Harnessing research collaboration for sustainable recovery

ICMR has created a Research Collaboration Network in an effort to get Malaysian researchers in academia, think tanks and businesses to “fully leverage the power of innovation to build a cohesive, dynamic and sustainable recovery”. This collaborative platform aims to network policymakers, the financial sector and real businesses to work with the universities and research institutes to foster more applied research on capital markets.

ICMR is now running a “Call for Paper” series, which seeks to identify capital market opportunities in Malaysia and the broader region, specifically to study emerging topics such as environmental, social and governance (ESG) trends and sustainable finance.
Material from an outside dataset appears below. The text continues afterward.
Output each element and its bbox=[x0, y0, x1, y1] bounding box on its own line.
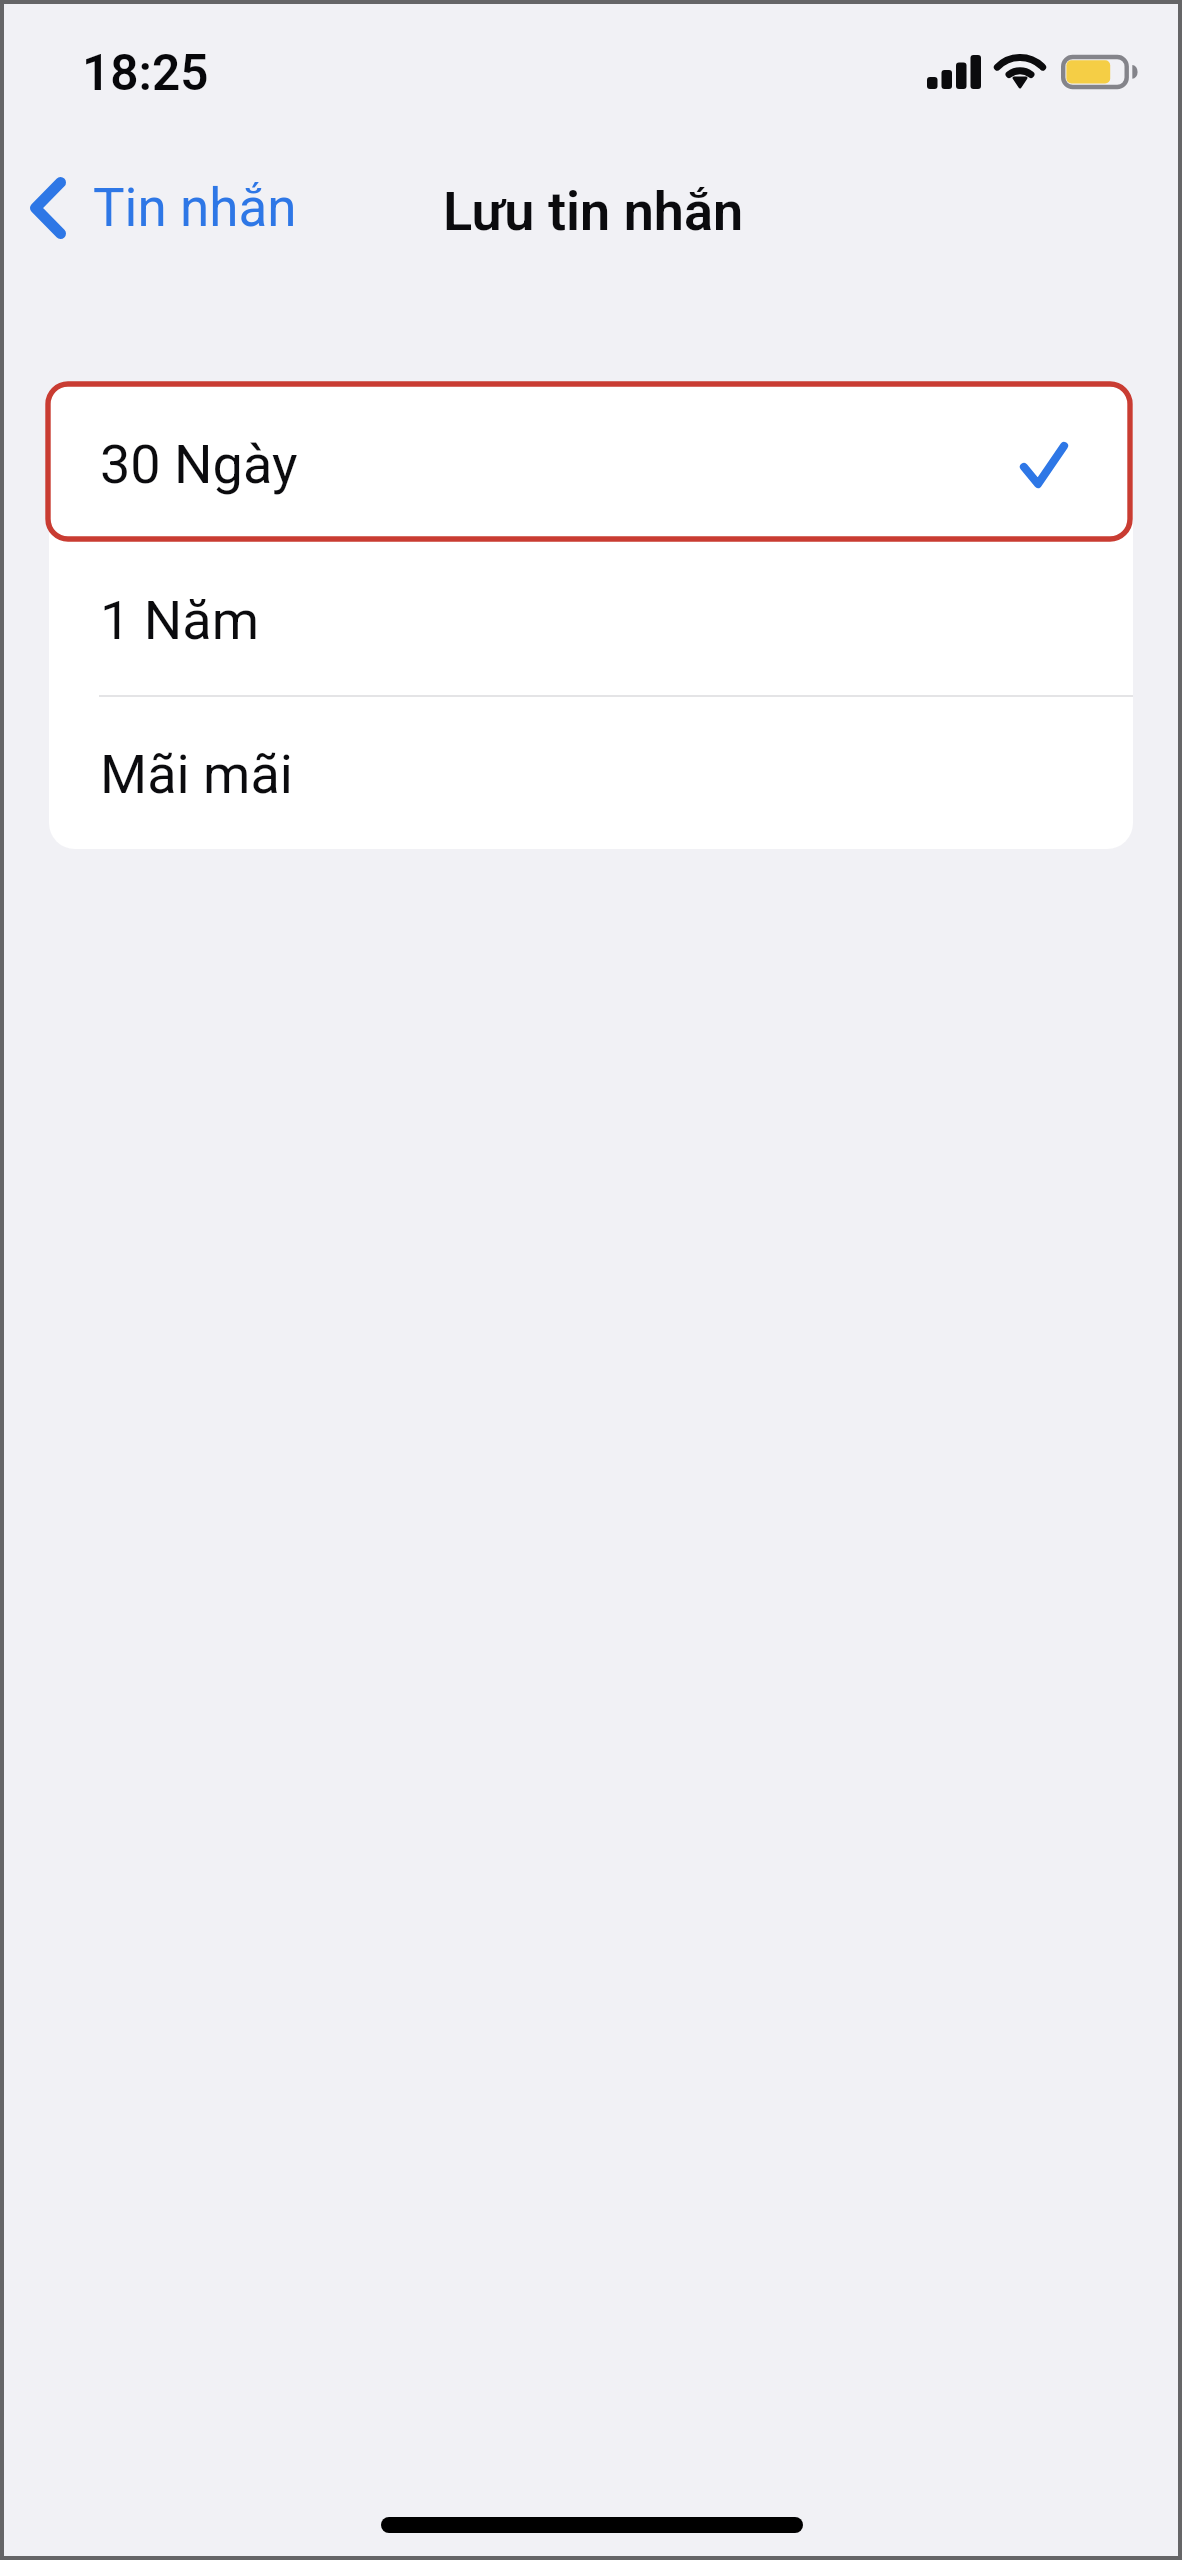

In particular, we hope to stimulate more studies on addressing market-based financing challenges faced by SMEs as well as the exciting opportunities of digital finance in the Islamic finance space. ICMR is willing to partially fund such studies, and all individuals with relevant research ideas and topics are encouraged to submit their papers, with selected papers published within Scopus indexed journals.

The post-pandemic era has created new opportunities to build capital markets that can directly change the livelihood and vibrancy of our economies, including helping to address climate warming and social inequities. We hope that more academics and researchers will come forward to take advantage of this initiative to study matters of deep interest and relevance to Malaysia.